Study limitations included the fact that UK Biobank participants are healthier and less socioeconomically deprived than the general population and are predominantly White. Another study limitation was that labeling of cases and controls depended on clinician coding rather than on standardized diagnostic criteria.
Kudos, Caveats
In a release from the Science Media Center, a nonprofit organization promoting voices and views of the scientific community, Sebastian Walsh, National Institute for Health and Care Research doctoral fellow in Public Health Medicine, University of Cambridge, Cambridge, England, said the results are “potentially exciting,” and he praised the way the team conducted the study.
However, he noted some caveats, including the small sample size, with only about 100 people with dementia, and the relatively short time between the brain scan and diagnosis (an average of 3.7 years).
Dr. Walsh emphasized the importance of replicating the findings “in bigger samples with a much longer delay between scan and onset of cognitive symptoms.”

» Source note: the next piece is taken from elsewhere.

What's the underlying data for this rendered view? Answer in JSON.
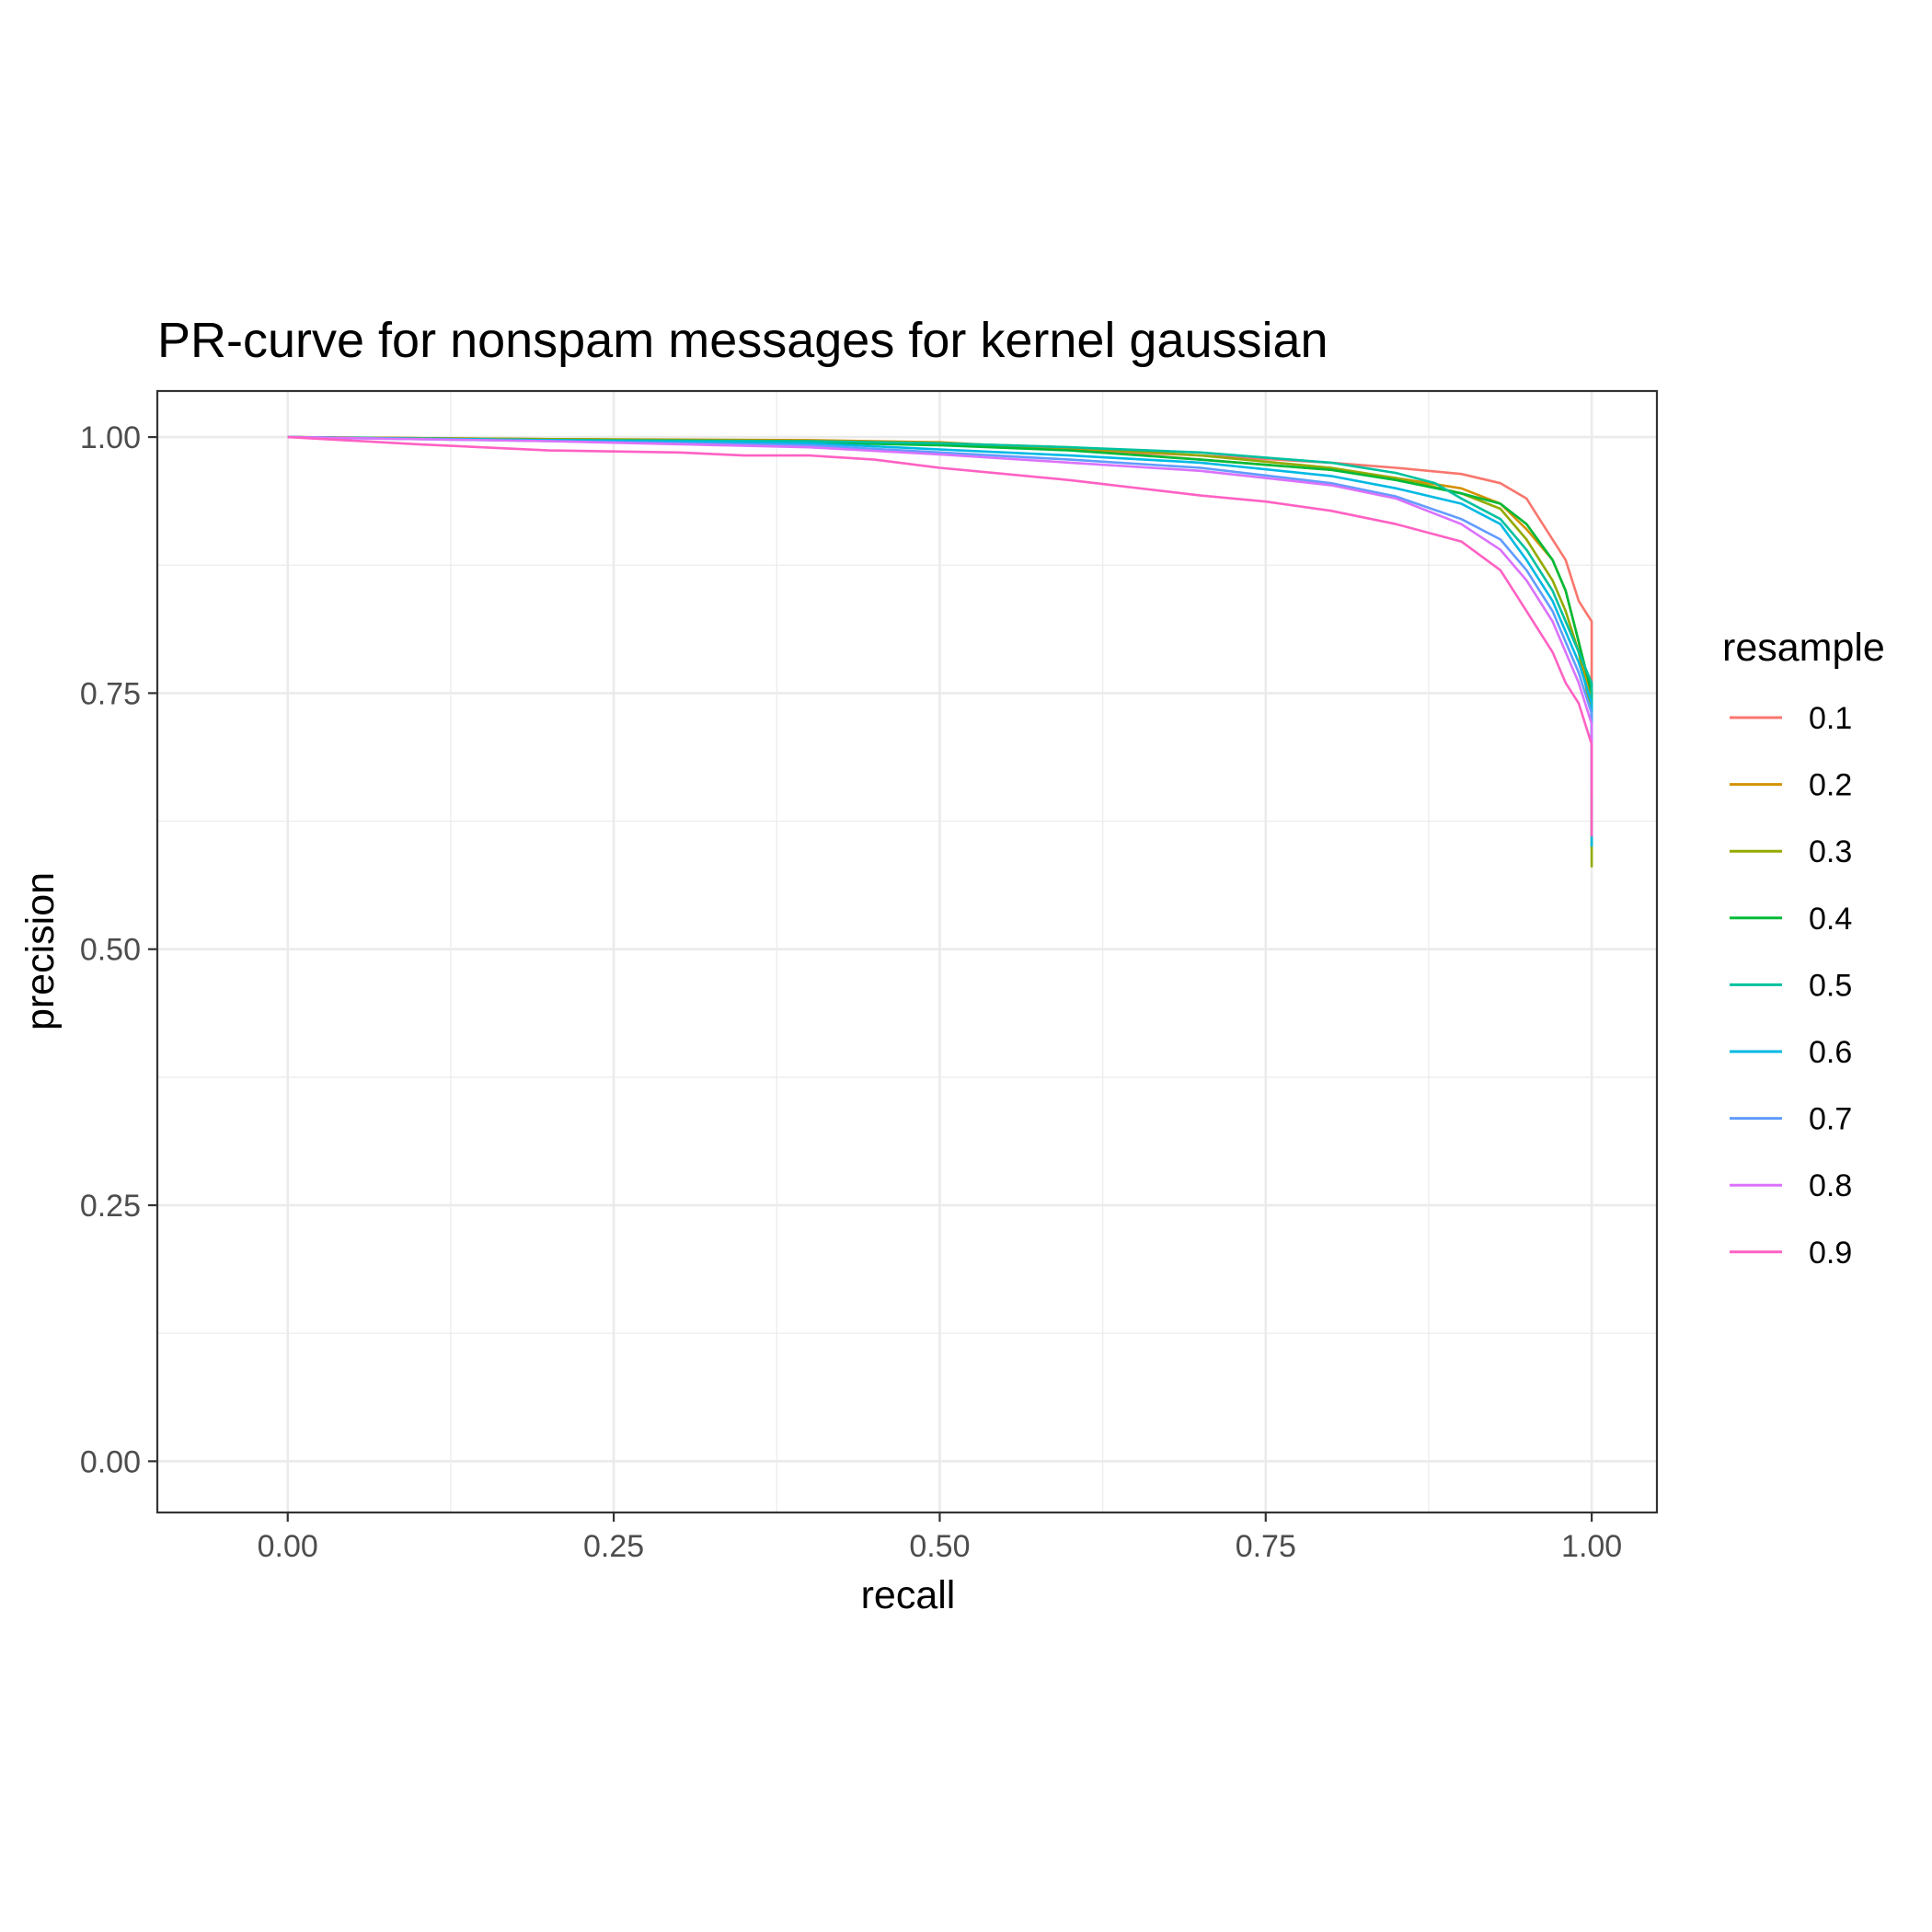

He also noted the average age of study participants was 70 years, whereas the average age at which individuals in the United Kingdom develop dementia is mid to late 80s, “so we need to see these results repeated for more diverse and older samples.”
He also noted that MRI scans are expensive, and the approach used in the study needs “a high-quality scan which requires people to keep their head still.”

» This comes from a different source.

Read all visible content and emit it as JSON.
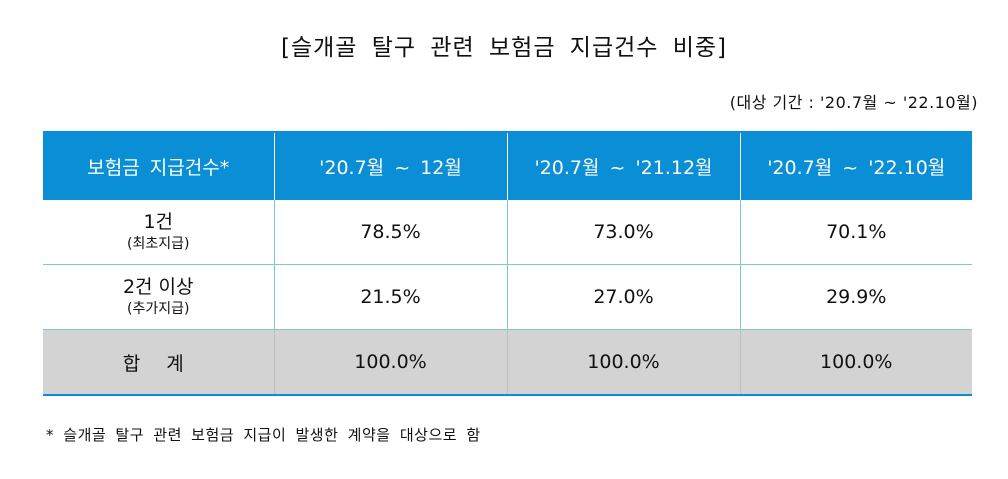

Also commenting, Andrew Doig, PhD, professor, Division of Neuroscience, the University of Manchester, Manchester, England, said the MRI connectivity method used in the study might form part of a broader diagnostic approach.
“Dementia is a complex condition, and it is unlikely that we will ever find one simple test that can accurately diagnose it,” Dr. Doig noted. “Within a few years, however, there is good reason to believe that we will be routinely testing for dementia in middle-aged people, using a combination of methods, such as a blood test, followed by imaging.”
“The MRI connectivity method described here could form part of this diagnostic platform. We will then have an excellent understanding of which people are likely to benefit most from the new generation of dementia drugs,” he said.
Dr. Marshall and Dr. Walsh reported no relevant disclosures. Dr. Doig reported that he is a founder, shareholder, and consultant for PharmaKure Ltd, which is developing new diagnostics for neurodegenerative diseases using blood biomarkers.
A version of this article first appeared on Medscape.com.